Cada autor judeoconverso es un mundo inexplorado lleno de
deslumbrantes creaciones personales. Leerlos hoy desde la perspectiva que
señalo es una experiencia llena de emoción y enriquecimiento espiritual y
humano. Su obra está ahí, a la espera de nuestro descubrimiento y estudio.
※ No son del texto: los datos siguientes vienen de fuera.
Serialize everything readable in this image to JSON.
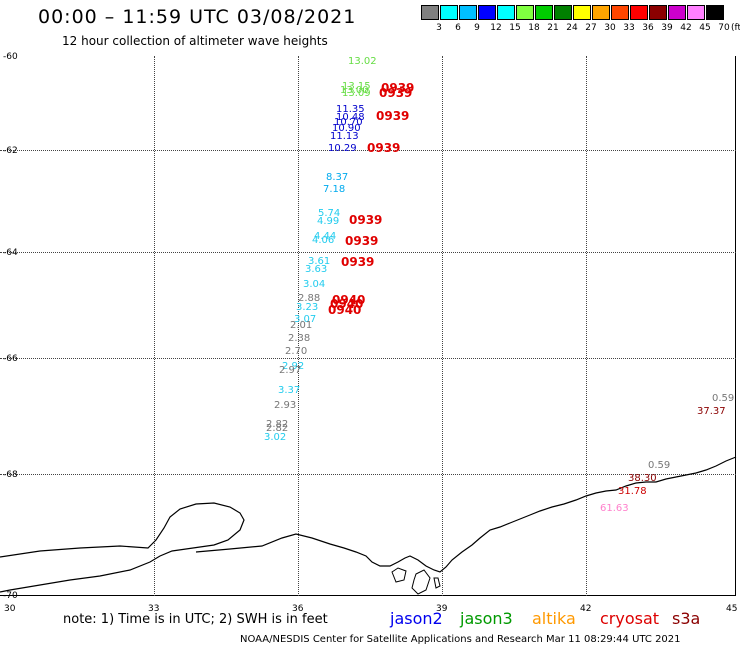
{
  "header": {
    "title": "00:00 – 11:59 UTC 03/08/2021",
    "subtitle": "12 hour collection of altimeter wave heights"
  },
  "legend": {
    "colors": [
      "#808080",
      "#00ffff",
      "#00bfff",
      "#0000ff",
      "#00ffff",
      "#80ff40",
      "#00cc00",
      "#008000",
      "#ffff00",
      "#ffa500",
      "#ff4500",
      "#ff0000",
      "#8b0000",
      "#cc00cc",
      "#ff80ff",
      "#000000"
    ],
    "labels": [
      "3",
      "6",
      "9",
      "12",
      "15",
      "18",
      "21",
      "24",
      "27",
      "30",
      "33",
      "36",
      "39",
      "42",
      "45",
      "70"
    ],
    "unit": "(ft)"
  },
  "axes": {
    "y_labels": [
      "-60",
      "-62",
      "-64",
      "-66",
      "-68",
      "-70"
    ],
    "x_labels": [
      "30",
      "33",
      "36",
      "39",
      "42",
      "45"
    ]
  },
  "points": [
    {
      "text": "13.02",
      "color": "#66dd44"
    },
    {
      "text": "13.15",
      "color": "#66dd44"
    },
    {
      "text": "13.00",
      "color": "#66dd44"
    },
    {
      "text": "13.09",
      "color": "#66dd44"
    },
    {
      "text": "11.35",
      "color": "#0000cc"
    },
    {
      "text": "10.48",
      "color": "#0000cc"
    },
    {
      "text": "10.70",
      "color": "#0000cc"
    },
    {
      "text": "10.90",
      "color": "#0000cc"
    },
    {
      "text": "11.13",
      "color": "#0000cc"
    },
    {
      "text": "10.29",
      "color": "#0000cc"
    },
    {
      "text": "8.37",
      "color": "#00aaee"
    },
    {
      "text": "7.18",
      "color": "#00aaee"
    },
    {
      "text": "5.74",
      "color": "#22ccee"
    },
    {
      "text": "4.99",
      "color": "#22ccee"
    },
    {
      "text": "4.44",
      "color": "#22ccee"
    },
    {
      "text": "4.06",
      "color": "#22ccee"
    },
    {
      "text": "3.61",
      "color": "#22ccee"
    },
    {
      "text": "3.63",
      "color": "#22ccee"
    },
    {
      "text": "3.04",
      "color": "#22ccee"
    },
    {
      "text": "2.88",
      "color": "#777777"
    },
    {
      "text": "3.23",
      "color": "#22ccee"
    },
    {
      "text": "3.07",
      "color": "#22ccee"
    },
    {
      "text": "2.01",
      "color": "#777777"
    },
    {
      "text": "2.38",
      "color": "#777777"
    },
    {
      "text": "2.70",
      "color": "#777777"
    },
    {
      "text": "2.92",
      "color": "#22ccee"
    },
    {
      "text": "2.97",
      "color": "#777777"
    },
    {
      "text": "3.37",
      "color": "#22ccee"
    },
    {
      "text": "2.93",
      "color": "#777777"
    },
    {
      "text": "2.82",
      "color": "#777777"
    },
    {
      "text": "2.82",
      "color": "#777777"
    },
    {
      "text": "3.02",
      "color": "#22ccee"
    },
    {
      "text": "0.59",
      "color": "#777777"
    },
    {
      "text": "37.37",
      "color": "#8b0000"
    },
    {
      "text": "0.59",
      "color": "#777777"
    },
    {
      "text": "38.30",
      "color": "#8b0000"
    },
    {
      "text": "31.78",
      "color": "#cc0000"
    },
    {
      "text": "61.63",
      "color": "#ff80cc"
    }
  ],
  "times": [
    "0939",
    "0939",
    "0939",
    "0939",
    "0939",
    "0939",
    "0939",
    "0940",
    "0940",
    "0940"
  ],
  "note": "note: 1) Time is in UTC; 2) SWH is in feet",
  "satellites": [
    {
      "name": "jason2",
      "color": "#0000ee"
    },
    {
      "name": "jason3",
      "color": "#009900"
    },
    {
      "name": "altika",
      "color": "#ff9900"
    },
    {
      "name": "cryosat",
      "color": "#dd0000"
    },
    {
      "name": "s3a",
      "color": "#8b0000"
    }
  ],
  "credit": "NOAA/NESDIS Center for Satellite Applications and Research    Mar 11 08:29:44 UTC 2021"
}
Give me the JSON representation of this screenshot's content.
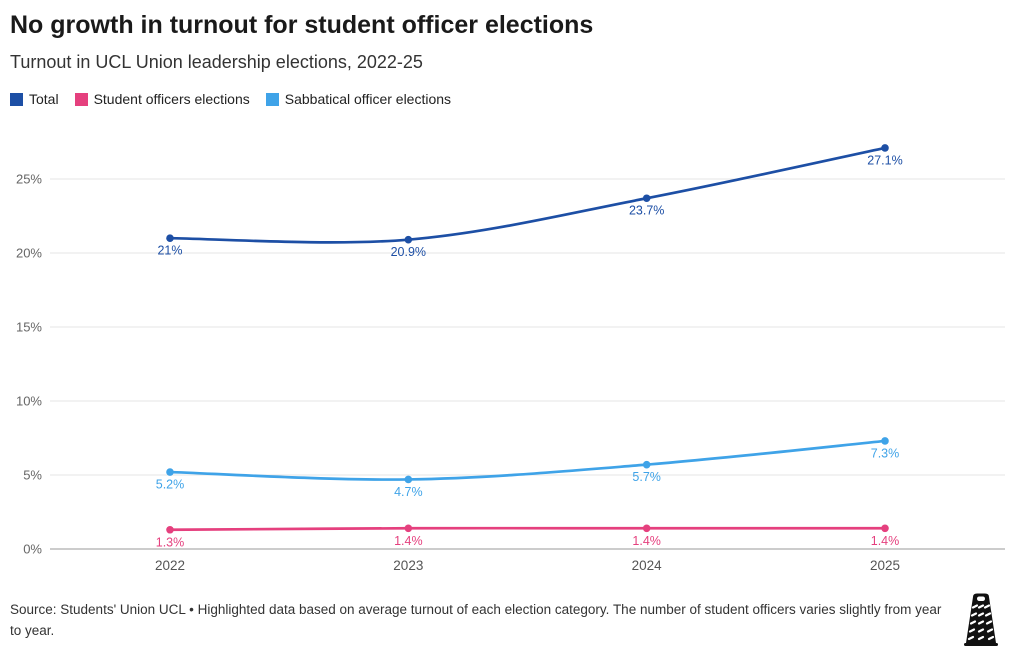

No
hablo sólo de autores muy conocidos como Cervantes, Fernando de Rojas, Luis
Vives, Juan de Mena, Góngora, Gracián, Tirso de Molina, Mateo Alemán, Antonio
de Nebrija, Juan Valdés, Andrés Laguna, Juan de la Cruz o Teresa de Jesús, a
los que redescubriremos si tenemos en cuenta su condición de judeoconversos,
sino de cientos de otros autores cuya lista no podemos aquí reproducir, pero de
la que daré sólo algunos nombres limitándome a los nacidos en el Reino de León
entre finales del XIV y principios XVI, a los que he empezado a estudiar con
motivo de la III Conferencia Internacional sobre el Legado Judío de Zamora,
donde presenté una ponencia titulada “Literatura de judeoconversos de origen
leonés”: Clemente Sánchez de Bercial, Alonso de Zamora, Juan del Encina, Jorge
de Montemayor, Andrés Pérez de
León, Lucas Fernández, Gómez Manrique,
Martín Martínez de Cantalapiedra, Gaspar de Grajal, Fray Cipriano de la Huerga,
Fray Bernardino de Sahagún, Luis de Carvajal, Francisco López de Villalobos,
Cristóbal de Villalón, Antonio de Torquemada… Es una pequeña muestra referida a
una zona geográfica limitada que tuvo como característica el haber sido lugar
de refugio de muchos judíos y conversos antes y después de 1492, lo que
explicaría el hecho de que la mayoría de estos autores haya nacido en pequeños
pueblos donde les resultó más fácil la ocultación y la supervivencia. Otro dato
que hace más fascinante su peripecia personal.